I’ve spent most of my week thinking about just two words from the Torah, verapo verapei, ‘be sure to heal.’ They’re accompanied in my mind by sentences from Rachel Clarke’s Breathtaking – Inside the NHS in a time of pandemic:
‘There is almost no situation that cannot be made better by someone reaching out, with love and tenderness…’
That’s what she’s seen among nurses, volunteers, doctors, drivers, despite the unrelenting daily pressures they face month upon month:
‘I fear…the public is unaware of how exhausted, stunned – shell-shocked even – many NHS staff and care workers remain.’
One has only to read the papers, pretty much any day, to understand how true both these sentences are. I therefore write with admiration, concern, respect, and also shame at recognising from the side-lines what is being done for us by so many whom we can never adequately appreciate or repay.
The Torah’s words call out in three distinct ways:
First, ‘be sure to heal’ requires anyone who’s injured others to pay for their care. Rabbinic tradition takes this to include medical costs, time off work, loss of future earnings, pain and humiliation. In all but the nastiest of cases no one has deliberately made someone else get Covid. So one could say that no one in particular has the duty to heal.

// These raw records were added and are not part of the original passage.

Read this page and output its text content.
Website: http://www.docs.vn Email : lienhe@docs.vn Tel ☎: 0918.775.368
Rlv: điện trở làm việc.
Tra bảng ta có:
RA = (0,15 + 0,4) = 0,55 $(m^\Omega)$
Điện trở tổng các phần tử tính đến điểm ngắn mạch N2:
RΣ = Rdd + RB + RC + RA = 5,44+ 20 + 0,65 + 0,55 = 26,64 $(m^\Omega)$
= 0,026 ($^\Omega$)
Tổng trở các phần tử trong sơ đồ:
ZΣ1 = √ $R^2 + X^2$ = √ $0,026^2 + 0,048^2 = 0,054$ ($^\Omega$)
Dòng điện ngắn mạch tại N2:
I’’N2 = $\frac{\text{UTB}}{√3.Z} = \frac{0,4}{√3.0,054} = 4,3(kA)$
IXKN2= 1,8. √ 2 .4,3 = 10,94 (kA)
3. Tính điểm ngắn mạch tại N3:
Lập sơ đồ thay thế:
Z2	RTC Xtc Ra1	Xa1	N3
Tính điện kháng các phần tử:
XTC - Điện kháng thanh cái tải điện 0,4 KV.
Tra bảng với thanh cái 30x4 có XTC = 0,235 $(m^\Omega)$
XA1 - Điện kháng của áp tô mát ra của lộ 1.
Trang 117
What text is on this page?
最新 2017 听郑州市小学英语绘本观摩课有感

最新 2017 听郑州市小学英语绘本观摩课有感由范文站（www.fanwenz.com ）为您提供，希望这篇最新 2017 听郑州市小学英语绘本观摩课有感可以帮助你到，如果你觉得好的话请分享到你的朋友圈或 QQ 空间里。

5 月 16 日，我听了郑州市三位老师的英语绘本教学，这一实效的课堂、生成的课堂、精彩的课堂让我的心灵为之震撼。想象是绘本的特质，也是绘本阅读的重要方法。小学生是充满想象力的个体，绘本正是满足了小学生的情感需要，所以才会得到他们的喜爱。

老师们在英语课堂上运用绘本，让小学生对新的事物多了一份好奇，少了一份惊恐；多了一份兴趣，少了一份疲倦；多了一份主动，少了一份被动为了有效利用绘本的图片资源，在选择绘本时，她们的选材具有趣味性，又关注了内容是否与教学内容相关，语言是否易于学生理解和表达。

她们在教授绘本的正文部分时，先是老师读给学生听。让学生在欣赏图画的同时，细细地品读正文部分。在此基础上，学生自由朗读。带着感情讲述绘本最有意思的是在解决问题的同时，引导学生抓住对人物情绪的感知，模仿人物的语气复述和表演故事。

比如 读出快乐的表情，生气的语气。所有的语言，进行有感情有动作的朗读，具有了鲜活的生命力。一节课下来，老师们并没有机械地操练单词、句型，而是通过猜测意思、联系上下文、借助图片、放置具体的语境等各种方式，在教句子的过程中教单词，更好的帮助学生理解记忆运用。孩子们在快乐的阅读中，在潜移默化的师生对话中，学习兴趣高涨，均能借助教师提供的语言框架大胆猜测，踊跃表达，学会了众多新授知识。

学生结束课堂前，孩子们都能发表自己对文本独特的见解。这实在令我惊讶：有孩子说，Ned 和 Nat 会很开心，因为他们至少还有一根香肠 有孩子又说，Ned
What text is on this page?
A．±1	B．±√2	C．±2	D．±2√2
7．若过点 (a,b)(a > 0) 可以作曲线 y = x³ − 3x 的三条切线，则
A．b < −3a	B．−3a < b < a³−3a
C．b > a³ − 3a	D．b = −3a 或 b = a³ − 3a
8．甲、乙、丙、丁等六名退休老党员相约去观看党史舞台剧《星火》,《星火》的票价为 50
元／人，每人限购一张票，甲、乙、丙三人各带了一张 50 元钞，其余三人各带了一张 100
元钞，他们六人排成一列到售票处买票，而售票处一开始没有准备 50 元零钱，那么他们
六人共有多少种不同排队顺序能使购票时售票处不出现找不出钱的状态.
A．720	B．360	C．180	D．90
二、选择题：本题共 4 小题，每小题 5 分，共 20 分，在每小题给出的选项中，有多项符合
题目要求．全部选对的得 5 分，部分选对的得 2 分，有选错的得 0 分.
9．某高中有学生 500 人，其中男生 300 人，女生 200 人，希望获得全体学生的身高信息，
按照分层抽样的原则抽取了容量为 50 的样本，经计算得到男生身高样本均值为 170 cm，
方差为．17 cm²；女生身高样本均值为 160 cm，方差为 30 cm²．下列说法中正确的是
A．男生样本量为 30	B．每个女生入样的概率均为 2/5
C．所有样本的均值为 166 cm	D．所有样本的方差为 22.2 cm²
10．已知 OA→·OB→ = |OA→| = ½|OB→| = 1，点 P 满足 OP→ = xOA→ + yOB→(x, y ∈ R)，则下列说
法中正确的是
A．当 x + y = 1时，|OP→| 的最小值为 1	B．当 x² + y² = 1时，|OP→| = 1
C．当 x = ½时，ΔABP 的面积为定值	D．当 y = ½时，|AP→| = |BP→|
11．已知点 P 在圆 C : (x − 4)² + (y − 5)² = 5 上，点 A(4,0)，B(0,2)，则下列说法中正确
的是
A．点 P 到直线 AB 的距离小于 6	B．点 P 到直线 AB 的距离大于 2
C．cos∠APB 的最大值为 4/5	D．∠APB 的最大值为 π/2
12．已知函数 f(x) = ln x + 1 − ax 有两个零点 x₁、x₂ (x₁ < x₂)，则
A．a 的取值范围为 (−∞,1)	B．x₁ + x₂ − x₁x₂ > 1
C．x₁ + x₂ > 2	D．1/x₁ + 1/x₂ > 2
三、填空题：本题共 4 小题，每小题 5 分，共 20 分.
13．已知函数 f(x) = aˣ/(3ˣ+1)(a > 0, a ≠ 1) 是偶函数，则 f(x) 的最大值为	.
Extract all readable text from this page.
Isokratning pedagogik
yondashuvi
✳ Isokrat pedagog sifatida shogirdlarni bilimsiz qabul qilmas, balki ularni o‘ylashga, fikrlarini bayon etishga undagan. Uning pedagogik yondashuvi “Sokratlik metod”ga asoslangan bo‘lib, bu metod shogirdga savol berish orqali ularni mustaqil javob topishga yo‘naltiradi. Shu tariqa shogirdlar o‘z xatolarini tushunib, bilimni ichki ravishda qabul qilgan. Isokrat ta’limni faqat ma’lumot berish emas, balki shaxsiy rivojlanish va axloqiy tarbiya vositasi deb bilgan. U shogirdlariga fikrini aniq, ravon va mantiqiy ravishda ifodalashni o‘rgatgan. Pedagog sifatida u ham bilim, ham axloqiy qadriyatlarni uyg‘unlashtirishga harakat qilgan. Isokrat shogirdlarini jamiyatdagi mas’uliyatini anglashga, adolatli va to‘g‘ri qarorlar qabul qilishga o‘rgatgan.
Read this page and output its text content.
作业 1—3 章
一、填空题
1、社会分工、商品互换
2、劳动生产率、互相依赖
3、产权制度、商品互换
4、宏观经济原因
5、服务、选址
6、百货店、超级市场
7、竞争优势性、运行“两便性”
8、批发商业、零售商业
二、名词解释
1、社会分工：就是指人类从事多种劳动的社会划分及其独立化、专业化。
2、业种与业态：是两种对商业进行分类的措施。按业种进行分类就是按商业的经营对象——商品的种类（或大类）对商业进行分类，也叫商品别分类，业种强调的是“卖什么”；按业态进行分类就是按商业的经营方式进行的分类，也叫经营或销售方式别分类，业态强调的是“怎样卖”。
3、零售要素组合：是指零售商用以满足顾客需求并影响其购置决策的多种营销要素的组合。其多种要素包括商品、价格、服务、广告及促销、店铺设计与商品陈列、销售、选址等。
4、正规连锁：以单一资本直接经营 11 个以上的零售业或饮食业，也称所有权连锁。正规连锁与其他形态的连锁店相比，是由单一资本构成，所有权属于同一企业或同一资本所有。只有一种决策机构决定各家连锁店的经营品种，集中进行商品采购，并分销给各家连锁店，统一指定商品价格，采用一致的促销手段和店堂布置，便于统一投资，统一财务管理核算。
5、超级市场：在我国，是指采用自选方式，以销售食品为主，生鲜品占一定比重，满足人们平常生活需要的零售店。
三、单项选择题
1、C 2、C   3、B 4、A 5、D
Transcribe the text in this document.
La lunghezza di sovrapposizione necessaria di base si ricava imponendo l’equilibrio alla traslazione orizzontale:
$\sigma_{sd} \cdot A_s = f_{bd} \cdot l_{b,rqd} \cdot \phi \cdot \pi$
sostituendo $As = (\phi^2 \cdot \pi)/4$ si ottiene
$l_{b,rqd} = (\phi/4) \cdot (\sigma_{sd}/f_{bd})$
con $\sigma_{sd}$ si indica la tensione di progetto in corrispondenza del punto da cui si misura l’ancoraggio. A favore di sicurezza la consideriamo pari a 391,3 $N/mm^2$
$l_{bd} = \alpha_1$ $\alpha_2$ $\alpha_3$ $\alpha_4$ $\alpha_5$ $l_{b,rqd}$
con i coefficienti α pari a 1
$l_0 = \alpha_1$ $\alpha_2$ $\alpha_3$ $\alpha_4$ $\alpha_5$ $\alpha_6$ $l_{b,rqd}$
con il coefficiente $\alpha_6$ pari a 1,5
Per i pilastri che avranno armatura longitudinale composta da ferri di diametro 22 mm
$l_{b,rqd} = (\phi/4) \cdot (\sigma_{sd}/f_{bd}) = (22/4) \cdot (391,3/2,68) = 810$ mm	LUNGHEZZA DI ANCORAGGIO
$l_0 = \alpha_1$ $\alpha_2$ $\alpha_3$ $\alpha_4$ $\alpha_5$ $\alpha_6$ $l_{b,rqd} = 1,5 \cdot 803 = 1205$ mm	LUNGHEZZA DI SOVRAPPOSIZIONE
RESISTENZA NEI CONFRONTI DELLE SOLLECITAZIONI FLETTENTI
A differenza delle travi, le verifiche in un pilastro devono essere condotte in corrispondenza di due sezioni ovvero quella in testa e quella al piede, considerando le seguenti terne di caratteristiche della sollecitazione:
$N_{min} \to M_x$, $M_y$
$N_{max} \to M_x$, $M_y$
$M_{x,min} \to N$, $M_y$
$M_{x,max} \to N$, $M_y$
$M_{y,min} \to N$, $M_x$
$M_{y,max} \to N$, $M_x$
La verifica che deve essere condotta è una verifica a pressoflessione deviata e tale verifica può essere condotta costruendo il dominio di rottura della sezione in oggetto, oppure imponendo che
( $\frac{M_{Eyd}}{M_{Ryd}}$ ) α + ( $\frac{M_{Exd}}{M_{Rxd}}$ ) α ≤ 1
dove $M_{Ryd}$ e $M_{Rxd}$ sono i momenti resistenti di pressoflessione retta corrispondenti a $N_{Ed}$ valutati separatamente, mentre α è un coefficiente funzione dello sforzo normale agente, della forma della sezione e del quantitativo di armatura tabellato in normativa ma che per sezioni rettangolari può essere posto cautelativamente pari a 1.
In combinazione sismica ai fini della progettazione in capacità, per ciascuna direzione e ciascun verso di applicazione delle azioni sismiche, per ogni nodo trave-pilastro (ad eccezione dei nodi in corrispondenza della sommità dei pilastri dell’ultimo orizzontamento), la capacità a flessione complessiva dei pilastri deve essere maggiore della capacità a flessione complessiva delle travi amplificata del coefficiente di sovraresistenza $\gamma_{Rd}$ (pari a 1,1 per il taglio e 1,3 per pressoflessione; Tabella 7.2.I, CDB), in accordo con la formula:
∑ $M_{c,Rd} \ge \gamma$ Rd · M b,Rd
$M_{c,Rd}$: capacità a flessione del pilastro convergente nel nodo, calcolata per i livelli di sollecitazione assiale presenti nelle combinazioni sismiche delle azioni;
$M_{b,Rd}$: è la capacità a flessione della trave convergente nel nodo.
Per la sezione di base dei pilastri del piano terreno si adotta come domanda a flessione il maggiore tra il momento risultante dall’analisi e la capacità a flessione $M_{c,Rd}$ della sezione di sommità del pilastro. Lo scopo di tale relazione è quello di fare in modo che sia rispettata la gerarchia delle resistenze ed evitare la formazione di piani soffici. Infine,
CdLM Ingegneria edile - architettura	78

It’s just this which makes the NHS so profoundly moral, so right. Society, we, collectively take responsibility for our injured and our ill. We aren’t, and can’t all be, nurses or doctors. But we can, and must, enable them to care. Underfunding, (by more than one political party), shortages of personnel, lack of beds, especially in ITU: this is not what the Torah teaches when it says, ‘be sure to heal’. Nor does it mean that so many on whom we are so dependent should remain so badly paid.
Second, verapo verapei is a double verb, ‘heal, heal;’ it’s the most emphatic form Hebrew has. Rabbinic tradition often ascribes to each word of such doublings its own specific meaning. This leads me to almost everything I’m reading and hearing about those on the front line now. They’re striving to heal and heal.
They’re trying to use the best knowledge, subtlest skill, most careful monitoring and the latest almost up-to-the-minute research to save lives, care and, if possible, cure. Yet many are giving something else too: intuition, imagination, love.
Rachel Clarke describes a lady who knits tiny hearts and gives them to the hospital. Mandi, a nurse, knows exactly what to do with them. She puts them in pairs: one she conveys to an anxious family, the other she puts by their loved one’s bed. Since the family can’t visit, she shows them that heart via video:
In this new hospital world of absence and barriers, the hearts speak of love, of kindness and compassion…
This is a double devotion: skill and soul at once.
Third, since they’re written without vowels, the Torah’s words can be pronounced in different ways. Verapo verapei can be (mis-) read as verofei verapei. It’s a sleight of hand Hasidic teachers often practise. Taken this way, the words mean ‘the healer shall be healed.’
A picture in today’s Guardian shows a doctor who’s volunteered to work in ITU. She’s watching the birds, a tiny moment of relief. What will bring restoration to those who’ve struggled so hard to save lives, yet attended on much dying? Who heals the healers?
Some healing is beyond human capacity. The Torah says, ‘I am God, your healer.’ To many, healing may only come slowly, perhaps through nature and music, both sacred and soothing – if only they get time to breathe them in.
But healing must also come from us, at the very least through acknowledgement and appreciation. Rachel Remen, whose life is devoted to caring for carers, writes that ‘medicine is as close to love as it is to science.’ Some of that love needs to come from each of us.